The Dynamics of Resilience
Often it is convenient to discuss complicated topics in a simplified manner to aid in communication. The drawback is that over-simplification can lead to a lack of important details that provide the necessary context to understand the concepts. Resilience discussions are often ripe with this kind of simplification that can lead to misunderstandings. One of the aspects of designing resilient space systems that is often under-emphasized is the fact that resilience, as a measurable quantity, is not generally a static value. It is a value likely to change over time as the environment and technologies also change. A system may be highly resilient to credible threats when first activated, but less resilient as the threats proliferate and evolve.
A recent example of this is reports of the regional radio frequency (RF) jamming of the Starlink system within Iran (https://www.techpolicy.press/what-irans-internet-shutdown-reveals-about-starlink/).
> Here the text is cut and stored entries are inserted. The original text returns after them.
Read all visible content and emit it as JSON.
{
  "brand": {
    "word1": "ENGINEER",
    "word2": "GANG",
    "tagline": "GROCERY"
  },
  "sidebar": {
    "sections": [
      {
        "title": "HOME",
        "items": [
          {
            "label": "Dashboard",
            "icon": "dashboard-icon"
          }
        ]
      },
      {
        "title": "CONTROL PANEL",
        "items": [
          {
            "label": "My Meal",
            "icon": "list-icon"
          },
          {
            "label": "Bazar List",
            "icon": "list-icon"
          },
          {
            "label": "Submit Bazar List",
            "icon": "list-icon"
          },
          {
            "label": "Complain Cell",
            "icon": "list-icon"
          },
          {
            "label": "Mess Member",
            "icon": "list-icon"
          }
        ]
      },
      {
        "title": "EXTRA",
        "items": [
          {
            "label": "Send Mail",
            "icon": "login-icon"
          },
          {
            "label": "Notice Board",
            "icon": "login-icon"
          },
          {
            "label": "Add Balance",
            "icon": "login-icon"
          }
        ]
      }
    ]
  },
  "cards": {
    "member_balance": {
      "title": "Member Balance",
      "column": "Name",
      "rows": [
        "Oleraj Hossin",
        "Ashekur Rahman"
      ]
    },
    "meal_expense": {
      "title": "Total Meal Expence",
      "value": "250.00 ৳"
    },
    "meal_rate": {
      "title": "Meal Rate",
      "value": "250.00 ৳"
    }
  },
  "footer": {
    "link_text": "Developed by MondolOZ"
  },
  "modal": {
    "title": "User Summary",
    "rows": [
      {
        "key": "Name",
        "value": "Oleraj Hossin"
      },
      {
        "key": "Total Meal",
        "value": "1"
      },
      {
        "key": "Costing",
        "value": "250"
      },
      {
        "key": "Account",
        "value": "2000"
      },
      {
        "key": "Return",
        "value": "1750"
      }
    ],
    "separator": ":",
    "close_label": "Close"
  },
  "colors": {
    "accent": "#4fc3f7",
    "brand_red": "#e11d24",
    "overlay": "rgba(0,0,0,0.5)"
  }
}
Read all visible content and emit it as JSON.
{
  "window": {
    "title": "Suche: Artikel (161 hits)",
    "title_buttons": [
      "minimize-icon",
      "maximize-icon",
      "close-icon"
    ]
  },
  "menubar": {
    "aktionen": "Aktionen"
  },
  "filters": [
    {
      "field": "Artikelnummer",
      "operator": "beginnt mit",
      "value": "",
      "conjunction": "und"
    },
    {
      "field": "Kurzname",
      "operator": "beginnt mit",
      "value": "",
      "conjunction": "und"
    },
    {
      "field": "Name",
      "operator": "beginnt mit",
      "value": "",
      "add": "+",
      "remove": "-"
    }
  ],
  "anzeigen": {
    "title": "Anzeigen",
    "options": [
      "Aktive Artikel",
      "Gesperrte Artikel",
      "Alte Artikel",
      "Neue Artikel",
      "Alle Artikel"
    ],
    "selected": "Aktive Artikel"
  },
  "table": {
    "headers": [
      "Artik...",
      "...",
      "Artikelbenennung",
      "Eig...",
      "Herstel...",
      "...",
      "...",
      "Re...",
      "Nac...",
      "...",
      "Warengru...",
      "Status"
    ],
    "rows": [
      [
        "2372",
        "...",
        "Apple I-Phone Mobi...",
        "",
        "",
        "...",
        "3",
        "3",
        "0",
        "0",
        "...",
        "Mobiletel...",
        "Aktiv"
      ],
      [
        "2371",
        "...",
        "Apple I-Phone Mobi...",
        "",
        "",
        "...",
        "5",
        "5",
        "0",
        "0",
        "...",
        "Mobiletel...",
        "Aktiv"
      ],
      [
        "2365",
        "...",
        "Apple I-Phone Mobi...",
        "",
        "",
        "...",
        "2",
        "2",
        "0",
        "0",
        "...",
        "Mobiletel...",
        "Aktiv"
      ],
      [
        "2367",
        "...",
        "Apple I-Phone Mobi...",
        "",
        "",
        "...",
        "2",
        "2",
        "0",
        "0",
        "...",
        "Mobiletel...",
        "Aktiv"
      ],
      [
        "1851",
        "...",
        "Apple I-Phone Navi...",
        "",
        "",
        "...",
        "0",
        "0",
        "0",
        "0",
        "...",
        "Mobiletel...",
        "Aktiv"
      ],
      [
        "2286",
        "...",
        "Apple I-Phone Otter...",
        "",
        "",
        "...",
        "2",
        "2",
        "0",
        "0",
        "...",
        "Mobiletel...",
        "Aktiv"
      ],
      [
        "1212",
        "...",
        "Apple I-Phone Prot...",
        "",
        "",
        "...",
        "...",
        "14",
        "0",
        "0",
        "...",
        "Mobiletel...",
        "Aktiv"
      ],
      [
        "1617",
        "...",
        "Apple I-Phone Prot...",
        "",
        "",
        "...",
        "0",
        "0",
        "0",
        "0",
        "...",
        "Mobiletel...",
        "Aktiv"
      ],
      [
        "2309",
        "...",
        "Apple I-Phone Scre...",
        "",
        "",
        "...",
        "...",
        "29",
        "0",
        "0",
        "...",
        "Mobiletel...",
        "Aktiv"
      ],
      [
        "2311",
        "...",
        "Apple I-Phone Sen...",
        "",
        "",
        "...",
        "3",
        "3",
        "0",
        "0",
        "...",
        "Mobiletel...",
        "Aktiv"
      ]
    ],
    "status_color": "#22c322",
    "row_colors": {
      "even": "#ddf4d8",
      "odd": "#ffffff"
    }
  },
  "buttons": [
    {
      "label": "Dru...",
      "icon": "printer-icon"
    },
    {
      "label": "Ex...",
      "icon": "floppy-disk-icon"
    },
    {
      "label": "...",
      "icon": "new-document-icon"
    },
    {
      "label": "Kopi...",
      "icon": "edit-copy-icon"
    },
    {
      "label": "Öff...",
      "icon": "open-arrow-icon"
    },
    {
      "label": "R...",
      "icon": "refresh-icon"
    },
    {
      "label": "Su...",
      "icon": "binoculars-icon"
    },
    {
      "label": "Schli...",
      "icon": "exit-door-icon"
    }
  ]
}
Though public disclosures of the details are limited at the present time, multiple reports indicate that the Iranian government is using ground-based uplink jammers combined with local GPS jammers to inhibit the Starlink broadband service over large areas. Some reports indicate data rate reductions of over 80%.
Starlink, with over 10,000 satellites on station, has been the exemplar for the use of an extremely proliferated space architecture to achieve high resilience. It is a trivial exercise to show the math behind such a claim. However, there are always caveats related to the assumptions around the threat environment and methods of interrupting service. While the basic math is correct, the implementation of any space system likely include certain vulnerabilities or edge cases that could be exploited. This extends to both software and hardware. And the longer an adversary has to probe these potential weaknesses, the more likely they are to find them.
If indeed Starlink’s service is being inhibited, this is evidence that the resilience to certain RF threats is not as high as originally believed. This could be due to an lack of understanding of the threat, an undetected vulnerability of the system design, or some combination of both. And without remediation the likelihood of future threats further decreasing resilience could increase. Certainly the continued increase in the number of satellites will continue to increase system resilience, but since there are already 10,000 satellites in orbit there is a possibility of diminishing returns.
These cases of successful disruption of space systems further emphasizes the fact that an analysis of resilience is not a one-time calculation, to be used to steer the design and then retired to the archives until the next system design iteration. Instead, the resilience assessment must be a living process, aligned with updates to the situational awareness while constantly evaluating new threats to the system to ensure that its future capabilities and performance are not compromised.